Because several hours had passed between Mom's preparation of the cereal and our reheating of the same, it usually molded itself into a solid bulk shaped exactly to the pan's dimensions. This made dividing easier but deftness was needed to assure that each half found its way into the bowl. On one particular occasion Norm, spatula poised in hand, was directing each slimy mass into its bowl when one half escaped his control and proceeded to flop onto the counter, splat on the floor and go skidding across the waxed tile. I found this affair to be thoroughly amusing as it was in the same scenario which I had starred only a week before. Perhaps it would not have been so humorous if the cereal did not have such a nasty appearance, which in itself would seem to ward off any potential consumer. Moreover, hot cereal had quite a lengthy history between Norm and me.
When I was in fifth grade, Norm was to see that I ate a decent breakfast before setting off to school, since Mom had once again decided to renew her teaching certificate and was employed as a kindergarten teacher. At the time I fairly detested the appearance and taste of cereal, yet managed to choke down a moderate amount before my taste buds rebelled, after which no promptings, no bribery, would make me swallow another spoonful. Norm, feeling it was his duty to inflict some sort of punitive action upon my finicky tongue, would then lead me into the bathroom, and make me watch as he poured the remaining oatmeal into the toilet and flushed it away. Although some people might have found this treatment cruel and definitely unusual in nature, I was struck by intense hilarity upon viewing the mottled gray food hitting the water, looking and sounding like an enactment of the flu season.
A few years later I retaliated in kind by saying that the cornmeal mush he was then eating looked like an exact replica of what I'd seen about the floor of the cage in which the bears resided at Brookfield Zoo. "You had to say it, didn't you?" he scowled as he looked at the yellow meal still staring him in the face. Although hot cereal had a personality all its own, sporting a slightly different appearance each day, certain mornings, it just didn't have the eye appeal to start the taste buds rolling.

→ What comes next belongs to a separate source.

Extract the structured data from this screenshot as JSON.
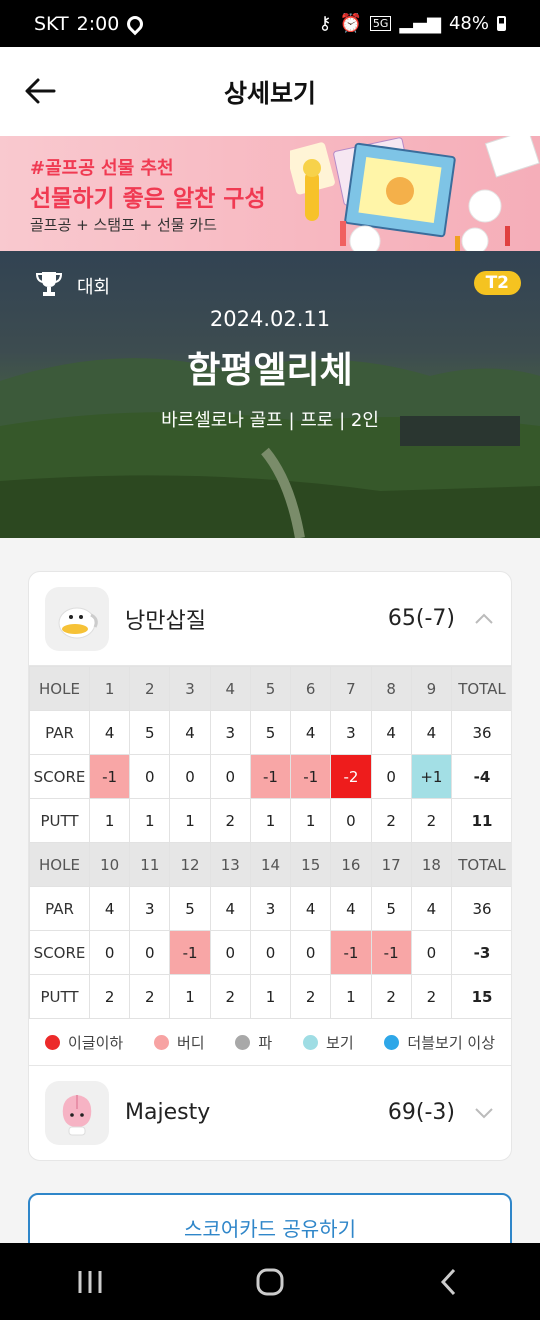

Eventually our bantering jokes collided with such frequency that they lost all of their effect and we would continue eating, undaunted by the grotesque conjurings which were sailing about the kitchen. Though by now a standard joke, oatmeal suffered no lack of humor; to us it was inherently funny. We did not tire of the commonplace and routine; where there is love even the most insignificant of things has a spark.